The Talent Mindset of leaders plays an important role in the effective implementation of Talent Management practices. Talent management is a construct that evolves around the concept of leadership mindset (McArdle & Ramerman, 2008). Talent management involves the implementation of integrated human resource strategies to attract, develop, retain and productively utilize employees “with the required skills and abilities to meet current and future business needs” (Kontoghiorges & Frangou, 2009). It is a culture that contributes to and unleashes passion, commitment, and performance of people which in turn contributes to the organisation achieving its mission, vision, and business goals (McArdle & Ramerman, 2008). This means that the leaders of an organisation need to apply a talent mindset and the outcomes thereof on employees and the organisation as a whole.
According to Schiuma, Mason and Kennery (2007) leaders have the task of unleashing organisational energy which in turn can have a significant impact on the well-being of employees (Derman, 2009). Managing talent and organisational energy thus means managing the sources of energy dynamics and creating a thriving work environment in which individuals will experience both a sense of vitality and a sense of learning at work (Schiuma et al., 2007; Spreitzer et al. 2005). Individuals who feel a sense of vitality and aliveness are more likely to be mentally and physically healthy (Keyes cited in Spreitzer et al. 2005).
The overall purpose of this study was to determine the relationship between Talent Mindset, Organisational Energy and Work Wellness of employees in a multi-national company. This study aimed to describe, explore and understand the concepts Talent Mindset, Organisational Energy and Work Wellness and the interrelationships between them.

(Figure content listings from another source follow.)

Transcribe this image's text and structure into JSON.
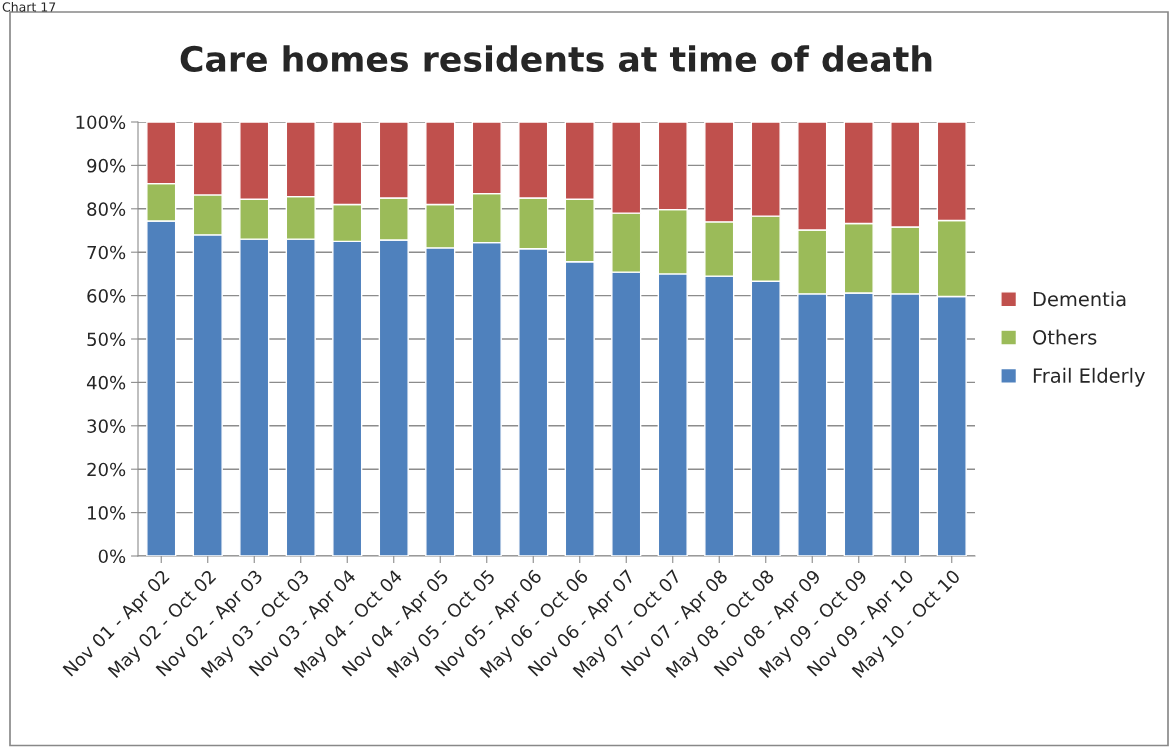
{
  "chart_data": {
    "type": "bar",
    "stacked": true,
    "title": "Care homes residents at time of death",
    "annotations": [
      "Chart 17"
    ],
    "categories": [
      "Nov 01 - Apr 02",
      "May 02 - Oct 02",
      "Nov 02 - Apr 03",
      "May 03 - Oct 03",
      "Nov 03 - Apr 04",
      "May 04 - Oct 04",
      "Nov 04 - Apr 05",
      "May 05 - Oct 05",
      "Nov 05 - Apr 06",
      "May 06 - Oct 06",
      "Nov 06 - Apr 07",
      "May 07 - Oct 07",
      "Nov 07 - Apr 08",
      "May 08 - Oct 08",
      "Nov 08 - Apr 09",
      "May 09 - Oct 09",
      "Nov 09 - Apr 10",
      "May 10 - Oct 10"
    ],
    "series": [
      {
        "name": "Frail Elderly",
        "color": "#4f81bd",
        "values": [
          77.2,
          74,
          73,
          73,
          72.5,
          72.8,
          71,
          72.2,
          70.8,
          67.8,
          65.4,
          65,
          64.5,
          63.3,
          60.4,
          60.6,
          60.4,
          59.8
        ]
      },
      {
        "name": "Others",
        "color": "#9bbb59",
        "values": [
          8.6,
          9.2,
          9.2,
          9.8,
          8.5,
          9.7,
          10,
          11.3,
          11.7,
          14.4,
          13.6,
          14.8,
          12.5,
          15,
          14.7,
          16,
          15.4,
          17.5
        ]
      },
      {
        "name": "Dementia",
        "color": "#c0504d",
        "values": [
          14.2,
          16.8,
          17.8,
          17.2,
          19,
          17.5,
          19,
          16.5,
          17.5,
          17.8,
          21,
          20.2,
          23,
          21.7,
          24.9,
          23.4,
          24.2,
          22.7
        ]
      }
    ],
    "ylim": [
      0,
      100
    ],
    "yticks": [
      {
        "value": 0,
        "label": "0%"
      },
      {
        "value": 10,
        "label": "10%"
      },
      {
        "value": 20,
        "label": "20%"
      },
      {
        "value": 30,
        "label": "30%"
      },
      {
        "value": 40,
        "label": "40%"
      },
      {
        "value": 50,
        "label": "50%"
      },
      {
        "value": 60,
        "label": "60%"
      },
      {
        "value": 70,
        "label": "70%"
      },
      {
        "value": 80,
        "label": "80%"
      },
      {
        "value": 90,
        "label": "90%"
      },
      {
        "value": 100,
        "label": "100%"
      }
    ],
    "grid": "y",
    "legend": "right"
  }
}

A quantitative approach was used to gather the data by means of three questionnaires namely the Talent Mindset Index (TMI), the EnergyScapes Profile (ESP) and the Shirom – Melamed Vigour Measure (SMVM). The questionnaires were distributed among a convenience sample of employees (N=485) in a South African multi-national company operating in the financial industry. The data were analysed by means of descriptive statistics, and factor analysis, which were followed by multiple regressions and Manovas/ Anovas to test each hypothesis.
Results: The regression analysis conducted showed that talent mindset is a significant predictor of organisational energy and work wellness. Organisational energy is a significant predictor of work wellness and organisational energy mediates the relationship between talent mindset and work wellness.
The results showed a statistically significant difference between age and the Talent Mindset dimensions but there was no statistically significant difference between gender, home language, race, years in the company, job level and basis of employment. The results further indicated that there is no statistically significant difference between organisational energy and the different biographical variables. It also indicated a statistically significant difference between gender and the SMVM dimensions, but not between marital status, home language, age, years in the company, geographical region, job level and basis of employment.
This research highlighted the importance of a leader’s Talent Mindset and the impact thereof on individual outcomes such as organisational energy and individual well-being. This research clearly showed that Leaders who apply Talent Management practices sufficiently in organisations enhances employees’ perceptions of organisational energy which in turn have a positive impact on their wellness in the workplace.